In contrast to many diet products, Alli’s communication was frank, transparent and personal. A $100 million campaign made some use of TV, but favored targeted, relevant online one-to-one education. Even the Alli online presence that focused on the core topic of weight loss downgraded the presence of the Alli brand, by modestly including a short byline at the bottom of the page. And, taking individual consumer communication to a new level, GSK has now taken over an entire New York City building to house Alli’s education mission. Alli’s showroom offers welcome, support and education to its users. In short, the brand is all about education.

 

On top of this carefully designed and thoroughly executed communication strategy is Alli’s design and packaging. Uniquely shaped to fit in the hand, Alli’s packaging is easy for consumers to carry with them always, as they must, and to hold with comfort and security, as they desire. The packaging is the outcome of a sensory branding strategy that invests in the power of association – holding Alli is reminiscent of holding the hand of a friend.

 

 

 
(Martin Lindstrom)
Here’s another way of making your brand stand out. An ostensibly amateur brand video proves that cost efficient branding is well and truly possible… One guy jumps into the ornamental lake with a surfboard while another makes for a bridge. As the surfer paddles to the lake’s centre, the guy on the bridge lights a fuse and propels a bundle of dynamite into the lake. The resulting explosion creates a wave in the peaceful lake, which the surfer catches and rides. Unlikely, incredible, yet dramatic and convincing – and a skilful fabrication. Click here to see the talked-about video and my discussion with the CEO and founder of GoViral, the team behind Quiksilver’s viral marketing success story, ‘Dynamite Surfing’.

 

‘Dynamite Surfing’, a supposedly homegrown video, features a gang of guys in balaclavas and a lake in Copenhagen.

 

During just seven days, I alone received this video 212 times.
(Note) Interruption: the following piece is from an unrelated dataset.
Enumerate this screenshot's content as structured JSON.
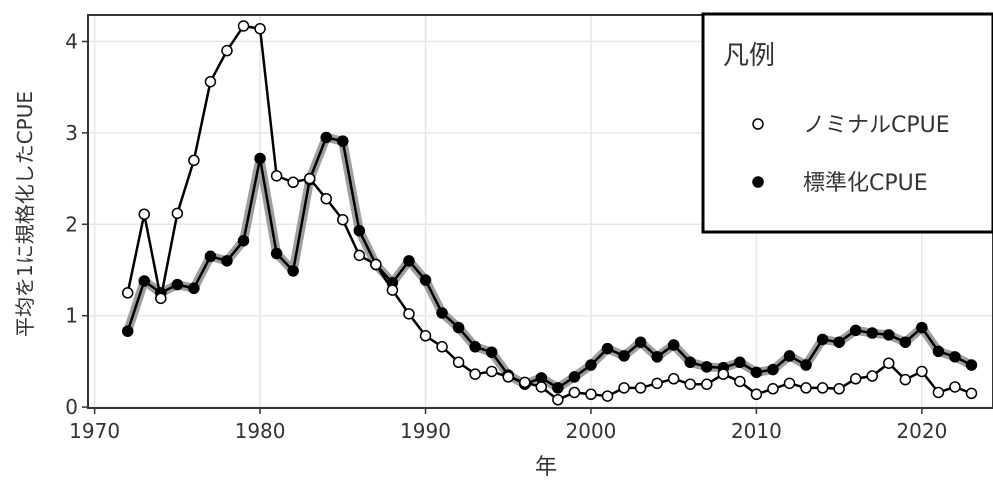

Was this pure coincidence, or part of a well-planned media strategy? I decided to ask the person behind it: Jimmie Maymann and his company, GoViral. The team had selected one thousand opinion leaders who then received the viral ad unhindered by spam filters. And, being keen to voice their opinions and ideas, the recipients did what GoViral counted on and immediately spread the captivating video, sharing it with friends and colleagues.